Istanbul Contemporary Art Museum (iS.CaM) is an independent, artist run museum established in Istanbul in 1997. It is the oldest contemporary art museum in Istanbul. iS.CaM an alternative art organisation that develops, evolves and collaborates with other institutions and networks. One of its tenets is that art and education should go together hand in hand. In terms of the Internet it is pioneering, including the establishment of the Web Biennial, a Biennial entirely on the Internet. The founder is conceptual artist Genco Gulan and the chief curator is Marcus Graf. It collaborates with Galata Perform in many projects.

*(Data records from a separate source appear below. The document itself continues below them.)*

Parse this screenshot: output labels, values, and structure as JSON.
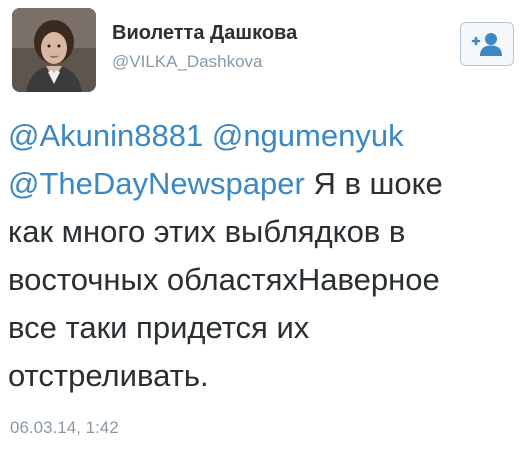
{
  "user": {
    "display_name": "Виолетта Дашкова",
    "handle": "@VILKA_Dashkova"
  },
  "follow_button": {
    "icon": "add-user-icon",
    "accent": "#3b88c3"
  },
  "tweet": {
    "mentions": [
      "@Akunin8881",
      "@ngumenyuk",
      "@TheDayNewspaper"
    ],
    "text_after_mentions": "Я в шоке",
    "lines": [
      "как много этих выблядков в",
      "восточных областяхНаверное",
      "все таки придется их",
      "отстреливать."
    ],
    "timestamp": "06.03.14, 1:42"
  },
  "colors": {
    "mention": "#3b88c3",
    "text": "#292f33",
    "muted": "#8899a6"
  }
}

Genco Gulan established "Istanbul Contemporary Art Museum" as an art project in 1997. The project has evolved for many years. Recently he manifested in Berlin that he is the "Erste Lebende Kunst Museum" (the first living art museum) after Timm Ulrichs.

==Web Biennial==

The Web Biennial, abbreviated as "WB", is an online Art exhibition of net-art and web-art. It is organised by Istanbul Contemporary Art Museum, iS.CaM, and founded by Genco Gulan right at the turn of the century. As a web Formation Web Biennial is as old as Wikipedia. Every two years WB takes the form of virtual 'pavilions', presenting a large amount of contemporary Internet art, linking them in one way or another. Each participating website or project is represented by special tag in the title tag and or a link on the Web Biennial website. Though an online project, Web Biennial is sometimes compared to other Biennials. See:

In every area of life, a new generation of young Turks is reaching outward. This year's Art Biennale will draw artists from Bosnia, Iran, Egypt, Greece and Lebanon—a most uncommon mix—while the Web Biennale will feature work by
Armenians, Ukrainians, Serbs, Macedonians and Romanians. "Istanbul these days has as much dynamism as New York," says Genco Gulan, director of the Istanbul Contemporary Art Museum. If anything, he enthuses, "Istanbul is more alive. There's more interest here in doing something new.